Tell DI/1 that the given parent object should be treated as a parent bean factory. Several calls in DI/1 will delegate to a parent bean factory if the specified information is not present in the child bean factory. This allows common beans to be shared with several child factories, for example with a main application that has subsystems.

Overriding DI/1 Behavior

If you want to override the methods in DI/1, such as logMissingBean(), you can create your own CFC that extends ioc.cfc and overrides the desired methods. Then use your CFC instead of ioc.cfc. If any particular use case becomes common, we can discuss incorporating it into DI/1 as a configuration option.

One possible use case is overriding the constructor to provide your own init() method that does additional configurtion (although using a load listener is probably a better way to do this in general). The Clojure integration provided by ioclj.cfc takes this approach because it needs to do additional setup work, as well as registering its own load listener (in addition to any config.loadListener), so that it can modify the bean metadata at startup, after the (CFC) beans have been discovered by DI/1.

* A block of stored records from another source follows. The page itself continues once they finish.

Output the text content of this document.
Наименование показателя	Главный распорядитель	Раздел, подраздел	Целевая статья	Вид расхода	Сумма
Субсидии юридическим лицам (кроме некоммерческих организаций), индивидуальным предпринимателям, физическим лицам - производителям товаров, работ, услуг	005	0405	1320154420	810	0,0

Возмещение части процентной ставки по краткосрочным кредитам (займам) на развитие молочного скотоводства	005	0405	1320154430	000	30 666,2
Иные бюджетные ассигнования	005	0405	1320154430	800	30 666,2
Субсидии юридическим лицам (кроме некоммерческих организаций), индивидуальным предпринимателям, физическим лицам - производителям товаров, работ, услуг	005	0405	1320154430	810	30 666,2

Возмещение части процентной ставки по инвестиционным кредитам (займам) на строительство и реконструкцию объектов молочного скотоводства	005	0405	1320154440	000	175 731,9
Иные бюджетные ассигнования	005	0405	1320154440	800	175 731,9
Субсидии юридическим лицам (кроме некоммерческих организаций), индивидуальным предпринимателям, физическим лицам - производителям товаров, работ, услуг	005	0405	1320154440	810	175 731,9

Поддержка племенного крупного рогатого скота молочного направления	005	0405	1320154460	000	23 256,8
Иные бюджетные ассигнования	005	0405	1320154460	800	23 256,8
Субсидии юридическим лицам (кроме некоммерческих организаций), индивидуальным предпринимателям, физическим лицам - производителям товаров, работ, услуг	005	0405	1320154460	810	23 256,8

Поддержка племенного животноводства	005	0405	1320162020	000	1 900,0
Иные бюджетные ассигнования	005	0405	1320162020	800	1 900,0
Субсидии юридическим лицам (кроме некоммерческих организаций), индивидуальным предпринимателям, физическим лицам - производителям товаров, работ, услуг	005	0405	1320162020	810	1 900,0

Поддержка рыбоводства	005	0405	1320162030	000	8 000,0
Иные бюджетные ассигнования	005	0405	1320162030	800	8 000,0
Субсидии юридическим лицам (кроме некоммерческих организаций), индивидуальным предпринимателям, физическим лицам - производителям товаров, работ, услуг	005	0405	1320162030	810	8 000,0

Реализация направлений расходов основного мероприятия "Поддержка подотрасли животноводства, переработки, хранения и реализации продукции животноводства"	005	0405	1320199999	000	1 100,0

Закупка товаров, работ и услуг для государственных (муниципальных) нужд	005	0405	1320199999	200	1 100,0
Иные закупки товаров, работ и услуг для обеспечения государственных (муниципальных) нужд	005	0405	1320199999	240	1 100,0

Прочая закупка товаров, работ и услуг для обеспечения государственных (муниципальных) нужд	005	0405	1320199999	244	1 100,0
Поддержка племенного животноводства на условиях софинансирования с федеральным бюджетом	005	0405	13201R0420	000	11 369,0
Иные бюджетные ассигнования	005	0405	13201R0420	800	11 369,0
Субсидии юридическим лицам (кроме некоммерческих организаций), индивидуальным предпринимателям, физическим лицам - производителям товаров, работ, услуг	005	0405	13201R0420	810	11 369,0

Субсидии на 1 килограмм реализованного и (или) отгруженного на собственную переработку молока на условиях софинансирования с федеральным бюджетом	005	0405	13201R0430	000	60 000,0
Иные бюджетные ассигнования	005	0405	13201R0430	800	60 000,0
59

The following supported extension points are provided:

  • private void function setupInitMethod( string name, any bean ) - this is called for each bean after its dependencies have been injected prior to calling initMethod (if specified).
  • private any function construct( string dottedPath ) - this is called to construct each CFC: the default implementation is return createObject( "component", dottedPath );.
  • private any function metadata( string dottedPath ) - this is called to obtain the metdata for each CFC: the default implementation is return getComponentMetadata( dottedPath ); although it wraps that in try/catch and attempts to provide a more useful exception message in the case that getComponentMetadata() fails. An example from Adam Tuttle is the ability to silently ignore beans that have syntax errors during development, so the rest of the beans are loaded: you would override metadata() and have it wrap a call to super.metadata( dottedPath ) in try/catch and return an empty struct if an exception is thrown.
  • private void function logMissingBean( string beanName, string resolvingBeanName = "" ) - this is called from missingBean() to log DI/1’s inability to find a dependency: the default implementation writes a message to the application server’s console log.
  • private any function missingBean( string beanName, string resolvingBeanName = "", boolean dependency = true ) - this is called when DI/1 cannot find a dependency and, new in FW/1 4.0 / DI/1 1.2, also when getBean() cannot find the specified bean. The default implementation is explained below.

Overriding missingBean()

missingBean() is called when DI/1 cannot find a bean. The default behavior when called from getBean() is to throw a “bean not found” exception. The default behavior when called during dependency resolution is to either throw a “bean not found” exception (when running in strict mode) or just call logMissingBean(). Prior to FW/1 4.0 (DI/1 1.2), getBean() threw the exception directly, and during dependency resolution the result of calling missingBean() was ignored.

If you override missingBean() you could delegate bean lookup / creation to your own convention-based bean factory and return your own bean. You could decide whether to invoke that just for failed calls to getBean() (when dependency is false) or also for bean lookup during dependency resolution (when dependency is true). The resolvingBeanName argument is provided to allow for better error messages during failures to resolve dependencies and is not expected to affect the behavior of any override. If your missingBean() does not throw an exception, whatever result it returns will be used in place of the bean that DI/1 could not find. If you return nothing (return;), then DI/1 will not attempt to use the result: for dependency resolution that means the dependency will simply by ignored (and nothing injected); for getBean() calls that means that getBean() itself will return nothing (instead of throwing an exception - its default behavior) so be careful there!